Utopie et nature


Élaborée et construite par l’homme, l’utopie suppose par définition une victoire sur la nature, une utilisation et un dépassement du "donné" brut. C’est ce qui ressort, sur un mode métaphorique, des premières pages du livre II de l’Utopie de More, qui constitue le point de départ à la fois de l’œuvre et du genre tout entier : "La région autrefois n’était pas entourée par la mer avant d’être conquise par Utopus, qui devint son roi et dont elle prit le nom." C’est alors "qu’Utopus décida de couper un isthme de quinze miles qui rattachait la terre au continent et fit en sorte que la mer l’entourât de tous côtés […]. L’ouvrage fut accompli en un temps incroyablement court, si bien que les voisins […] furent frappés d’admiration, et aussi d’effroi, à la vue du résultat." (trad.

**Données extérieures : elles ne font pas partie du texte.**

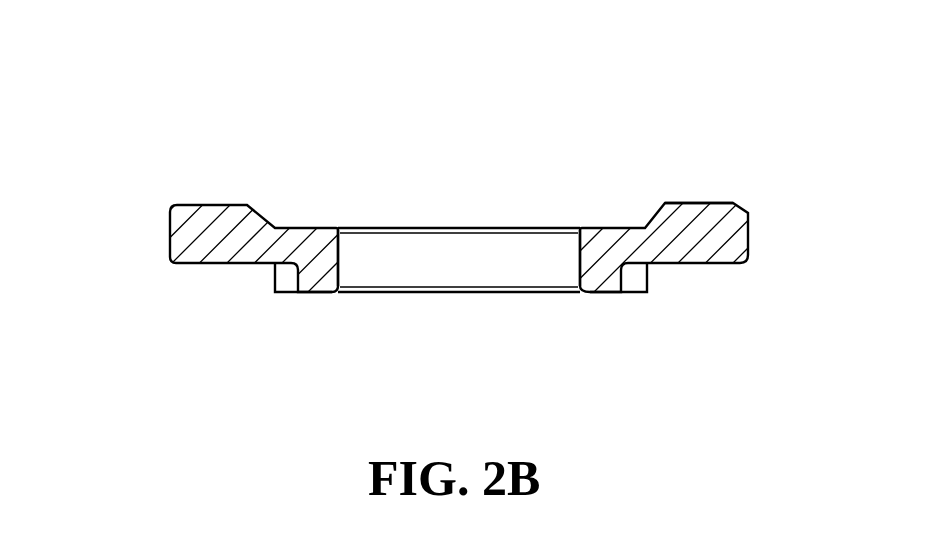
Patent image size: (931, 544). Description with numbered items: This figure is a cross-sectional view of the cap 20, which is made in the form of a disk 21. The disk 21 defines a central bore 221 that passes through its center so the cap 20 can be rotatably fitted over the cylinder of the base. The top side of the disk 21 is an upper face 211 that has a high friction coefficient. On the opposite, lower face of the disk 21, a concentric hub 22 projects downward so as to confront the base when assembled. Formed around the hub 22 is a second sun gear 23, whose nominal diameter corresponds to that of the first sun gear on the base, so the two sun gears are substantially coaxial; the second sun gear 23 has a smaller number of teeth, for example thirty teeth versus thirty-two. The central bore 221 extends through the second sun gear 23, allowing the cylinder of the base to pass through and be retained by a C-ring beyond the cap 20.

The cap 20 is at (158, 245).
The disk 21 is at (718, 232).
The upper face 211 is at (698, 203).
The central bore 221 is at (580, 252).
The hub 22 is at (604, 292).
The second sun gear 23 is at (637, 283).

M. Delcourt, GF-Flammarion, 1987, p. 138-139). Le volontarisme utopique se manifeste de façon spectaculaire par cette transgression : la création d’une île artificielle où la perfection pourra s’établir à l’abri des menaces du dehors.

Combat
Expression radicale de la modernité naissante, l’utopisme ne se résigne plus, comme le faisait la pensée médiévale, à l’humilité et à la soumission face à une nature hostile. Elle proclame au contraire la venue d’un homme nouveau, "maître et possesseur" d’une nature dévoilée, et bientôt asservie grâce à la technique et à la machine. La logique de l’utopie est celle d’une domination de la nature. Cependant, cette pensée étant elle-même largement tributaire de l’évolution de son environnement, notamment technologique, la façon de concevoir cette domination a pris, au cours de l’histoire de l’utopie, plusieurs formes successives.

  

Victoire
Dans un premier temps, jusqu’à la fin du XVIIe siècle, la nature, encore opaque et menaçante, est violemment mise au pas. Dans les utopies les plus systématiques, comme Les Aventures de Jacques Sadeur de G. de Foigny (1676), elle se trouve littéralement refoulée, l’auteur mettant en scène des surhommes hermaphrodites qui manifestent le triomphe de l’esprit sur la matière et sur la nature. Au temps des jardins à la française, l’utopie transforme la géographie en une géométrie où les villes, autre symbole essentiel, figurent des carrés ou des cercles "absolument parfaits" (A. F. Doni), où les fleuves sont canalisés et les montagnes nivelées. Rien n’y subsiste plus de la nature rétive et imprévisible de jadis, et la météorologie elle-même se plie aux exigences de la raison et de l’agriculture.
   

Réconciliation
Après la révolution scientifique du XVIIe siècle, après Descartes et Newton, l’issue du combat avec la nature ne fait plus aucun doute : c’est l’homme qui l’a emporté. Dès lors, les rapports se détendent, et, dans la nature qu’envisage la pensée utopique, le jardin (à l’anglaise) a pris la place des forêts et des marécages. C’est d’ailleurs après la révolution industrielle du XIXe siècle que cette tendance apparaîtra avec le plus d’évidence – comme dans les Nouvelles de nulle part (1890) de William Morris, où l’harmonie résulte du dépassement d’une technique primitive et de la réconciliation de l’homme désormais tout-puissant avec une nature apprivoisée.
  
Retour à la nature
Au XXe siècle, le courant utopique semble, sur ce point, se scinder en deux branches antagonistes. Aux utopies technologiques, utilisées ou suscitées par les systèmes totalitaires, s’opposent des utopies du renoncement à la technique et du retour à la nature, en particulier dans le monde anglo-saxon d’après-guerre (A. Huxley, Île, 1963 ; E. Callenbach, Ecotopia, 1975). Comme si la pensée utopique ne pouvait décidément plus, sans éclater, assumer la complexité du XXe siècle, les espoirs et les menaces simultanées de la révolution technologique.